Get out. Meet more people. Learn some social history.

Wow at someone really thinking that there's not mc people with regional accents.

Northerners (and Midlanders) can tell the town or even area of town where people live from their accent if they really know somewhere. Thats not restricted to wc /mc lines. Stronger accents tend to be more working class but middle classes definitely have accents. DH grew up about 50 miles from where we live. He's spoken to people at work and identified they lived in the same nice mc area as he did from their accent and had people do the same to him.

Southerners would all think it sounded the same. It doesn’t.

It pisses me off. Massively. And its reduced to working class stereotypes by lazy southerners for a southern audience for television. I can name examples.

ZednotZee · 28/07/2021 17:33

@RedToothBrush

I simply don't agree with your assessment of the middle class.
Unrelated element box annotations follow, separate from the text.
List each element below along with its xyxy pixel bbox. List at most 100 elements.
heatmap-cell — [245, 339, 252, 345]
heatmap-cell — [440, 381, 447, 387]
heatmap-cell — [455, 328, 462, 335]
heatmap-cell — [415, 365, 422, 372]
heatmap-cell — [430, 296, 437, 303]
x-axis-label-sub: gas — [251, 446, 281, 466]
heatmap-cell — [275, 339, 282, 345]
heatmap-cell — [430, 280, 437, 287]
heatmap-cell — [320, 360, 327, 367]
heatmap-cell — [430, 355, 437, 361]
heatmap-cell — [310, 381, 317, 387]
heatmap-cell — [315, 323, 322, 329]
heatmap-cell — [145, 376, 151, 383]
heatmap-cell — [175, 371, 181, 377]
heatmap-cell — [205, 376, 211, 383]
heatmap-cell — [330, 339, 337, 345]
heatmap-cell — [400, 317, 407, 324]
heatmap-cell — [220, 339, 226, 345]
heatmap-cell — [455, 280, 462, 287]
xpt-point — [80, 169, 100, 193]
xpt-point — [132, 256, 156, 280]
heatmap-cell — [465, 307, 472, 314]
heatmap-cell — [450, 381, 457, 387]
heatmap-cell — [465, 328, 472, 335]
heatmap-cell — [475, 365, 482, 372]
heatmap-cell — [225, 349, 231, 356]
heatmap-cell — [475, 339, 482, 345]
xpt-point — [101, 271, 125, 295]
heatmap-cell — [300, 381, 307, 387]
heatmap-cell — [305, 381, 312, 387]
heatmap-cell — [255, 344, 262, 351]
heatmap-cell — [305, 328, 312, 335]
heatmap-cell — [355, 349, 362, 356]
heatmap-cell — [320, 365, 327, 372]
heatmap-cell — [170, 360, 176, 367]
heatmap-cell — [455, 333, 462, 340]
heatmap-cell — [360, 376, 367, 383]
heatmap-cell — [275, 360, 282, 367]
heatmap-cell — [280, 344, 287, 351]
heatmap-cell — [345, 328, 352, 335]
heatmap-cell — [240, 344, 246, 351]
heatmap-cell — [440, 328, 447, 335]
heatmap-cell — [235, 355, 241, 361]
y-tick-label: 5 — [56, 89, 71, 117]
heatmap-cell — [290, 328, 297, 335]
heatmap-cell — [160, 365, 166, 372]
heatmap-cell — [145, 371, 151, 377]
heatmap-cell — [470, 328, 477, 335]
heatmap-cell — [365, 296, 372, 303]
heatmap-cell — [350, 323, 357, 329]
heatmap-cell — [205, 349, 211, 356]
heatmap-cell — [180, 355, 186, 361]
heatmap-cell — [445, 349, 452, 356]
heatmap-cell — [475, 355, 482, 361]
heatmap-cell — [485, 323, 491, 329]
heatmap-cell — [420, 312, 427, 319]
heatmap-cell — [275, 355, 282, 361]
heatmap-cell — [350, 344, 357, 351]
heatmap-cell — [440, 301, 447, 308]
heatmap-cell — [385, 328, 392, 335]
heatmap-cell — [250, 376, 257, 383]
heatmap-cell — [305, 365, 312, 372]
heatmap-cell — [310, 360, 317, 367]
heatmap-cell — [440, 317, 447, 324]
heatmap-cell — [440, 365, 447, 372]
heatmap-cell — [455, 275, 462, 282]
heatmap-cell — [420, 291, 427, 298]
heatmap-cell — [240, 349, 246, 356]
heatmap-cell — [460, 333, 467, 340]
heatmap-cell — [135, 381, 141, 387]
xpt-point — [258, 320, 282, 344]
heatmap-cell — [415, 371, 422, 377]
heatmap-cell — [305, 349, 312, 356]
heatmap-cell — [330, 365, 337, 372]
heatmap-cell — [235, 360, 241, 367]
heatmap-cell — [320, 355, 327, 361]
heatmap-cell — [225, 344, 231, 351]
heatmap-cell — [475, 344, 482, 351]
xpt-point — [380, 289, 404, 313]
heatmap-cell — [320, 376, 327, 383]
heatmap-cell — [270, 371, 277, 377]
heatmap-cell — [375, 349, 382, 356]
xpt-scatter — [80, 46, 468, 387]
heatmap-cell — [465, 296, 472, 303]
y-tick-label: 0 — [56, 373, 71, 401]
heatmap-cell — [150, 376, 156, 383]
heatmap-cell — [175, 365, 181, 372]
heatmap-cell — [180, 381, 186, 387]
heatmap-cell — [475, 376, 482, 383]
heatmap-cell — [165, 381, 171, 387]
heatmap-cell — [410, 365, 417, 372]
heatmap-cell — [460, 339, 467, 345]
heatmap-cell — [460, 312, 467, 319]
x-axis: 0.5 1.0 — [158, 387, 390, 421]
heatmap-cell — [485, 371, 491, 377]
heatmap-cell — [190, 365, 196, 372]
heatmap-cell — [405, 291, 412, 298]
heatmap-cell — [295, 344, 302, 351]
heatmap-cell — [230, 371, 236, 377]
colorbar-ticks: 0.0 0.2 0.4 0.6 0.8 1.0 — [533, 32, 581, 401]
Are usually so rude when faced with a simple difference of opinion?

ZednotZee · 28/07/2021 17:37

@queenmeadhbh

No, not at all.

The MC northerners and southerners whom I know personally have accents which would make it extremely difficult to place them to a particular region.

I have a regional accent, it isn't broad by any stretch of the imagination but it firmly denotes my social class as working class.

I would never think that somebody who spoke like I do had middle class lineage.